The role of a catalyzer of iron derivatives, in turn, results from a reaction between the Fe³⁺ ion coming from ferric chloride and the Fe²⁺ ion, coming from ferrous sulphate, with hydrogen peroxide, through a reaction known as the “Fenton Reaction.” This reaction was initially used in the treatment of agricultural soil and industrial residues in an attempt to eliminate the toxic composites present. The addition of one of the mentioned iron ions causes the occurrence of an increase in the oxidative force of hydrogen peroxide, resulting in an increase in its degradation speed, causing free radicals to form more rapidly30 (Figures 2C and 2D).

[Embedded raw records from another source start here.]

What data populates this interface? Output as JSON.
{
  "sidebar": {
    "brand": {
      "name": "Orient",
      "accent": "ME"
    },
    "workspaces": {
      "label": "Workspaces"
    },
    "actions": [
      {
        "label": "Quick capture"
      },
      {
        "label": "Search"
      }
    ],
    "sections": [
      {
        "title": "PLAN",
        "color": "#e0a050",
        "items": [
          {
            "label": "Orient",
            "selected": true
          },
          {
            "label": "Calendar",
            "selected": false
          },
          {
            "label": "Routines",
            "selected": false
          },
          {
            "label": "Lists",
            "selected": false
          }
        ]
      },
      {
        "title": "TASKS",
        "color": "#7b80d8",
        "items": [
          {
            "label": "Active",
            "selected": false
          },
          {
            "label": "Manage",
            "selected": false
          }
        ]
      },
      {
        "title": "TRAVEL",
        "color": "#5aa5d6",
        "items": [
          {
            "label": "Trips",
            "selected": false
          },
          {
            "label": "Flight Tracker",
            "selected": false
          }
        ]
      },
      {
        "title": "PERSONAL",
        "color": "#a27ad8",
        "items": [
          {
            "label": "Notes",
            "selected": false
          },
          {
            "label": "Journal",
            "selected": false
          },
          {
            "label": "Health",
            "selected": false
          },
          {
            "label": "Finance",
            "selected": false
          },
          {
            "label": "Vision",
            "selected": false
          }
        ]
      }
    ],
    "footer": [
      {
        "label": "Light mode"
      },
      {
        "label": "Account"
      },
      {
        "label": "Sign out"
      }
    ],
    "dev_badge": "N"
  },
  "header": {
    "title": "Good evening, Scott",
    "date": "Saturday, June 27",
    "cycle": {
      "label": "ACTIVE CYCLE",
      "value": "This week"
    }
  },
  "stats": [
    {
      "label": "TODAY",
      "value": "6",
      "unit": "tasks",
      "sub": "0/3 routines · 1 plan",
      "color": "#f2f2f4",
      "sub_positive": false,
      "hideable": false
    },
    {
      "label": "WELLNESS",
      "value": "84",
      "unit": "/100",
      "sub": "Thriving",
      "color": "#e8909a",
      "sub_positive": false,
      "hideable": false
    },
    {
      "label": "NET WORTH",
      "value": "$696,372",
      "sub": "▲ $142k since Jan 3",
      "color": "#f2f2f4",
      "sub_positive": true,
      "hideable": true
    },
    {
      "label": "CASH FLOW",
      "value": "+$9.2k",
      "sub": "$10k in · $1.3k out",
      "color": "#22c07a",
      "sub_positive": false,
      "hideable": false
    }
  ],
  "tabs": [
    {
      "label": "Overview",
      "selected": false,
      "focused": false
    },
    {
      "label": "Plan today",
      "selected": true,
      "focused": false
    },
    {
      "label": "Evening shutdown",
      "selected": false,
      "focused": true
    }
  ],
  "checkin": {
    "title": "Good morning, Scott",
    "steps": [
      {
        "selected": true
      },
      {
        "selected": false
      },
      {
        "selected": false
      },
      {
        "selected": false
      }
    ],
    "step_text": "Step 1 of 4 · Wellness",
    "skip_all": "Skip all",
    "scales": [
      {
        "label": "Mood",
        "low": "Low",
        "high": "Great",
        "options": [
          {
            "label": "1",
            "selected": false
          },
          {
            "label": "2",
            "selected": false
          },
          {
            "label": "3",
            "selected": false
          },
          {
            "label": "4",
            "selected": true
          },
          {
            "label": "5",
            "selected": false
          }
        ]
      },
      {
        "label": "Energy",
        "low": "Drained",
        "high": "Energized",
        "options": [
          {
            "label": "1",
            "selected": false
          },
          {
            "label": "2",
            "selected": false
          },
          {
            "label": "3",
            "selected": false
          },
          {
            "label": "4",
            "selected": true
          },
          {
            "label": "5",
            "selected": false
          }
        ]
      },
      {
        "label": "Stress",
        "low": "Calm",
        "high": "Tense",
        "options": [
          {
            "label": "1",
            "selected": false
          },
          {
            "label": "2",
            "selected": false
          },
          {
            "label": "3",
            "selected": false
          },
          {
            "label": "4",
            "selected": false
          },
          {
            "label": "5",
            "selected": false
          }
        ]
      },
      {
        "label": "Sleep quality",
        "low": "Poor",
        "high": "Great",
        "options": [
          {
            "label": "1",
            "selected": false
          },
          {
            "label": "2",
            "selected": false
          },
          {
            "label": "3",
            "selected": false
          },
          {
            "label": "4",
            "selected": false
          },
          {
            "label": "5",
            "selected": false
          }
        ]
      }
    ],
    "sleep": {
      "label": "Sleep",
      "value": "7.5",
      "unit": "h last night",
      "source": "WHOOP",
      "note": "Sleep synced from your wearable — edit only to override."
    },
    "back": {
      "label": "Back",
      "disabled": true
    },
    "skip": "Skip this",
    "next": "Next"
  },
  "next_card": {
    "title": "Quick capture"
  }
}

The greater efficiency of ferric chloride when compared with ferrous sulphate, although not statistically significant (Table 2), is probably due to the formation of free radical perhydroxyl as a product of the reaction with hydrogen peroxide. According to Torres and others, the perhydroxyl free radicals are more potent oxidants than hydroxyl radicals, so that their presence results in a better bleaching treatment outcome.

Toh21 conducted a study to assess the effectiveness of bleaching treatment using a dual activation bleaching system (Hi Lite-Shofu) that uses a composite derived from manganese (manganese sulphate) and a composite derived from iron (ferrous sulphate) as chemical activation. After performing three bleaching sessions, using light activation in half the patients and chemical activation in the other half, the authors analyzed the results obtained and concluded that there was no statistical difference between dual activation using light and only chemical activation of the gel. This similarity reinforces the option, confirmed in the current study, of using chemical activators without a reduction in bleaching treatment efficiency and, in addition, causing fewer side effects.

Gaffar12 studied the efficiency of a bleaching gel containing 35% hydrogen peroxide, mixed with manganese gluconate, in order to accelerate peroxide decomposition and increase the speed of free radical release. The results obtained indicated that the presence of the chemical activator increased the efficacy of hydrogen peroxide to the order of around 1.5 to 8 times, which is in agreement with the results of the current study that showed a higher ΔE value for the group corresponding to manganese gluconate (Table 2).

From the results of this study, the authors could affirm that the use of chemical activation can significantly increase dental bleaching results as being an effective and safer substitution for activation by physical means, such as heated instruments or light. Complementary studies to compare bleaching using chemical activation with other means of activation should be conducted, both as regards bleaching effectiveness and pulp irritation, so that a safer treatment with the same efficiency can be offered. Another interesting aspect is that the increase in effectiveness observed with the use of chemical activators could allow lower concentrations of hydrogen peroxide to be used, thus guaranteeing the same process effectiveness and minimizing the irritating potential of the oxidant agent.

Based on the methodology used and in accordance with the statistical analysis of the results, it was concluded that:

• The presence of the chemical activators manganese gluconate, manganese chloride and mulberry root extract resulted in significantly greater bleaching than the use of 35% hydrogen peroxide without activation.

• The chemical activators ferric chloride and ferrous sulphate presented no significant differences in comparison with the control group.

• Depending on the agent used, chemical activation can intensify the results of in-office dental bleaching.